Sie ist problematisch, weil nach der endgültigen Einführung des Ungewissheitsgrundsatzes und der Chaostheorie in die Wissenschaft des 20. Jahrhunderts nur noch Wenige glauben, dass es noch immer möglich sei, »objektive« »Gesetze« oder »Tendenzen« des gesellschaftlichen Wandels herzuleiten. Wenn Ursache und Wirkung sogar in der Physik ungewiss sein können und der Bezug auf notwendige und allgemein gültige Gesetze sogar hinsichtlich der natürlichen Welt strittig ist, dann ist doch wohl klar, dass objektive Gesetze oder Tendenzen zu postulieren, die auf die Gesellschaft anwendbar seien, zumindest absurd ist.
Sie ist nicht wünschenswert, weil es eine ganz eindeutige Verbindung zwischen der »Verwissenschaftlichung« jenes Vorhabens in den Händen von Marxisten-Leninisten und der folgerichtigen Bürokratisierung sozialistischer Politik sowie der totalitären Transformation gesellschaftlicher Organisation gibt. Mit anderen Worten, es war genau die marxistische Verwandlung des sozialistischen Projekts in eine »objektive« Wissenschaft, die ganz wesentlich zur Errichtung neuer hierarchischer Strukturen in der sozialistischen Bewegung beigetragen hat. Die Grundlage dieser neuen hierarchischen Strukturen war die gesellschaftliche Teilung ,die zwischen der Avantgarde einerseits geschaffen wurde, die als einzige tatsächlich in der Lage war, die Bewegung zu führen, und den »Massen« andererseits. Und es ist ja eine wohlbekannte geschichtliche Tatsache, dass sowohl in den vorrevolutionären marxistischen Bewegungen, als auch in den nachrevolutionären Regierungen die Rechtfertigung der Konzentration von Macht in den Händen der Parteieliten auf der »Tatsache« gründete, dass sie allein »wussten«, wie die Geschichte auszulegen war und wie in geeigneter Weise gehandelt werden musste, um den historischen Prozeß zum Sozialismus zu beschleunigen.

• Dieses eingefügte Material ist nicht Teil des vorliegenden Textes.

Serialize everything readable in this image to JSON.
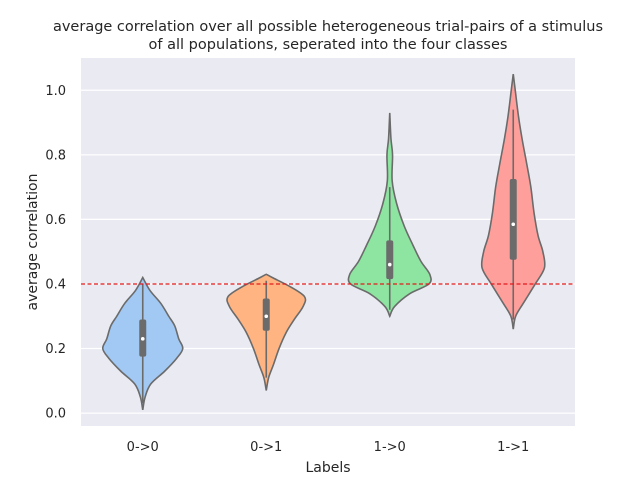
{
  "chart_data": {
    "type": "violin",
    "title": "average correlation over all possible heterogeneous trial-pairs of a stimulus",
    "subtitle": "of all populations, seperated into the four classes",
    "xlabel": "Labels",
    "ylabel": "average correlation",
    "ylim": [
      -0.04,
      1.1
    ],
    "yticks": [
      "0.0",
      "0.2",
      "0.4",
      "0.6",
      "0.8",
      "1.0"
    ],
    "yticks_values": [
      0.0,
      0.2,
      0.4,
      0.6,
      0.8,
      1.0
    ],
    "categories": [
      "0->0",
      "0->1",
      "1->0",
      "1->1"
    ],
    "reference_line": {
      "y": 0.4,
      "color": "#e41a1c",
      "style": "dashed"
    },
    "grid": true,
    "background_color": "#eaeaf2",
    "series": [
      {
        "category": "0->0",
        "color": "#a1c9f4",
        "min": 0.01,
        "max": 0.42,
        "q1": 0.175,
        "median": 0.23,
        "q3": 0.29,
        "whisker_low": 0.03,
        "whisker_high": 0.4,
        "density": [
          [
            0.01,
            0
          ],
          [
            0.05,
            0.06
          ],
          [
            0.09,
            0.2
          ],
          [
            0.13,
            0.55
          ],
          [
            0.17,
            0.85
          ],
          [
            0.2,
            1.0
          ],
          [
            0.23,
            0.9
          ],
          [
            0.27,
            0.8
          ],
          [
            0.3,
            0.65
          ],
          [
            0.34,
            0.45
          ],
          [
            0.38,
            0.18
          ],
          [
            0.42,
            0
          ]
        ]
      },
      {
        "category": "0->1",
        "color": "#ffb482",
        "min": 0.07,
        "max": 0.43,
        "q1": 0.255,
        "median": 0.3,
        "q3": 0.355,
        "whisker_low": 0.11,
        "whisker_high": 0.41,
        "density": [
          [
            0.07,
            0
          ],
          [
            0.11,
            0.06
          ],
          [
            0.15,
            0.18
          ],
          [
            0.2,
            0.32
          ],
          [
            0.25,
            0.5
          ],
          [
            0.29,
            0.7
          ],
          [
            0.33,
            0.92
          ],
          [
            0.36,
            0.96
          ],
          [
            0.39,
            0.62
          ],
          [
            0.42,
            0.15
          ],
          [
            0.43,
            0
          ]
        ]
      },
      {
        "category": "1->0",
        "color": "#8de5a1",
        "min": 0.3,
        "max": 0.93,
        "q1": 0.415,
        "median": 0.46,
        "q3": 0.535,
        "whisker_low": 0.32,
        "whisker_high": 0.7,
        "density": [
          [
            0.3,
            0
          ],
          [
            0.33,
            0.12
          ],
          [
            0.37,
            0.5
          ],
          [
            0.4,
            0.98
          ],
          [
            0.43,
            1.0
          ],
          [
            0.47,
            0.78
          ],
          [
            0.52,
            0.58
          ],
          [
            0.58,
            0.36
          ],
          [
            0.65,
            0.17
          ],
          [
            0.72,
            0.06
          ],
          [
            0.8,
            0.07
          ],
          [
            0.85,
            0.03
          ],
          [
            0.93,
            0
          ]
        ]
      },
      {
        "category": "1->1",
        "color": "#ff9f9b",
        "min": 0.26,
        "max": 1.05,
        "q1": 0.475,
        "median": 0.585,
        "q3": 0.725,
        "whisker_low": 0.29,
        "whisker_high": 0.94,
        "density": [
          [
            0.26,
            0
          ],
          [
            0.3,
            0.06
          ],
          [
            0.34,
            0.25
          ],
          [
            0.4,
            0.55
          ],
          [
            0.45,
            0.78
          ],
          [
            0.5,
            0.74
          ],
          [
            0.55,
            0.62
          ],
          [
            0.62,
            0.52
          ],
          [
            0.7,
            0.44
          ],
          [
            0.77,
            0.34
          ],
          [
            0.85,
            0.22
          ],
          [
            0.92,
            0.13
          ],
          [
            1.0,
            0.05
          ],
          [
            1.05,
            0
          ]
        ]
      }
    ]
  }
}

Deshalb ist die Tatsache, dass Proudhon in seinem Briefwechsel mit Marx die Umwandlung des sozialistischen Projekts in eine neue Religion zurück zu weisen schien (»spielen wir uns nicht als Apostel einer neuen Religion auf; und wäre diese Religion auch die Religion der Logik, die Religion der Vernunft« (5) ), kein Zeichen dafür, dass, hätte der Anarchismus Proudhons anstelle des Marxschen Sozialismus die Bewegung beherrscht, die Schaffung neuer hierarchischer Strukturen vermieden worden wäre. Es sind ja nicht die Absichten von Marx, Proudhon u.a. als solche, die zu einer derartigen Entwicklung führen könnten, sondern die »Verwissenschaftlichung« bzw. »Objektivierung« des Befreiungsprojekts (von Marx zu Proudhon und von Kropotkin zu Bookchin), die unausweichlich zur Schaffung einer neuen hierarchischen Teilung innerhalb der Befreiungsbewegung führt zwischen den Inhabern der »wissenschaftlichen« bzw. »objektiven« Wahrheit und dem Rest.
Aber, wenn auch der modernistische Objektivismus fragwürdig und nicht wünschenswert zu sein scheint, so bedeutet das nicht, dass der post-modernistische Subjektivismus weniger fragwürdig und wünschenswerter wäre. Der Postmodernismus kann leicht zu allgemeinem Relativismus und Irrationalismus führen, wenn nicht gar zu vollständiger Aufgabe radikaler Politik. So impliziert die Übernahme eines postmodernen »verallgemeinerten Konformismus« (6) in der Tat die Aufgabe jeglicher Idee eines Befreiungsprojekts unter dem Vorwand, »Vielstimmigkeit« ertönen zu lassen, und unter dem (rechten) Banner, dass »Politik, recht verstanden, ganz entschieden subjektiv ist« (7).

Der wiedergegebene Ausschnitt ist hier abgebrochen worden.